Feds: Roswell drug dealer, supplier sold fake pills that caused overdose death

Both men received lengthy federal prison sentences

A Roswell drug dealer and his Atlanta-based supplier have each been sentenced to more than a decade in prison after pleading guilty to selling counterfeit painkillers laced with fentanyl that left one person dead and sent another to the hospital, federal officials said.

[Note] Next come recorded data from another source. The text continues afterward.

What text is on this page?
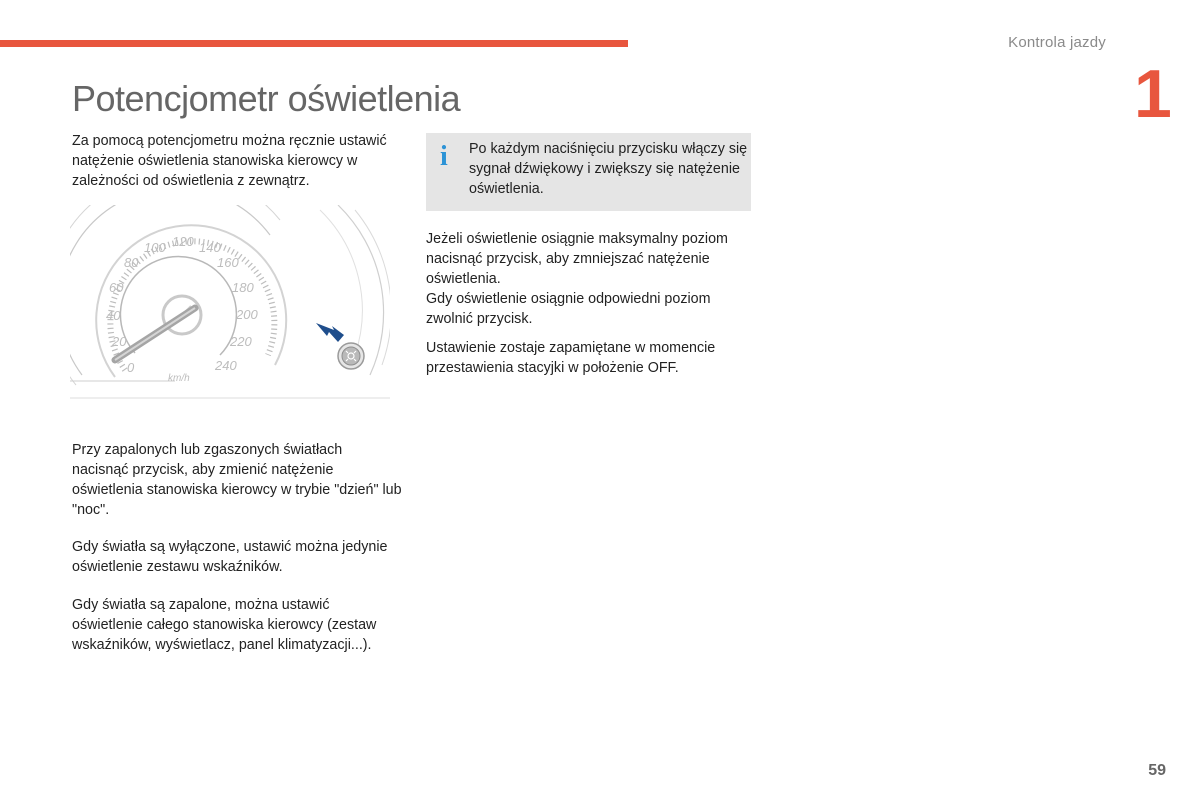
Kontrola jazdy
1
Potencjometr oświetlenia

Za pomocą potencjometru można ręcznie ustawić natężenie oświetlenia stanowiska kierowcy w zależności od oświetlenia z zewnątrz.

0
20
40
60
80
100 120 140
160
180
200
220
240
km/h

Przy zapalonych lub zgaszonych światłach nacisnąć przycisk, aby zmienić natężenie oświetlenia stanowiska kierowcy w trybie "dzień" lub "noc".

Gdy światła są wyłączone, ustawić można jedynie oświetlenie zestawu wskaźników.

Gdy światła są zapalone, można ustawić oświetlenie całego stanowiska kierowcy (zestaw wskaźników, wyświetlacz, panel klimatyzacji...).

i Po każdym naciśnięciu przycisku włączy się sygnał dźwiękowy i zwiększy się natężenie oświetlenia.

Jeżeli oświetlenie osiągnie maksymalny poziom nacisnąć przycisk, aby zmniejszać natężenie oświetlenia.

Gdy oświetlenie osiągnie odpowiedni poziom zwolnić przycisk.

Ustawienie zostaje zapamiętane w momencie przestawienia stacyjki w położenie OFF.

59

Roswell police began investigating 33-year-old Hubert Nathans in 2017 after receiving multiple reports that he was distributing opioids that had led to overdoses, U.S. Attorney for the Northern District of Georgia Ryan Buchanan said. Investigators were able to determine that Nathans was selling counterfeit versions of Roxicodone pills, one of the brand names under which oxycodone is distributed.

Those pills were found to be laced with fentanyl, Buchanan said. Investigators were able to trace them and identify Nathans’ supplier, 29-year-old Edward Culton, who lived in a high-rise in Buckhead.

Nathans sold some of those pills to a 24-year-old who died from an overdose in late 2017, Buchanan said. Despite knowing about his customer’s death, Nathans sold the same pills to a 30-year-old woman who had to be hospitalized when she also overdosed.

Nathans and Culton were both arrested in early 2018, Buchanan said. Agents found nearly 1,000 pills containing fentanyl when they searched Culton’s apartment.

Nathans pleaded guilty to federal drug charges related to the overdose death in August 2018 and was sentenced to 12 years in prison, Buchanan said. Culbert pleaded guilty to similar charges and was sentenced to 18 years in prison.

The sentences are examples of the serious penalties that a Hall County teenager recently arrested on similar charges could face. Brandon Jared Soto, 18, was arrested by Hall sheriff’s deputies last week and accused of supplying fentanyl to his coworker several months ago, allegedly causing her overdose death.

“As the opioid epidemic continues to rage nationwide, these significant sentences should make clear that opioid suppliers and dealers will be held accountable for the devastation they wreak in our communities,” Buchanan said.

The U.S. Attorney’s Office pointed out that more than 100,000 Americans died of drug overdoses in 2021, “many of which were caused by fentanyl,” according to DEA spokesman Special Agent Robert Murphy.

“Each and every pill distributed by Nathans and Culton in our community represented the potential for another life lost,” Roswell police Chief James Conroy said.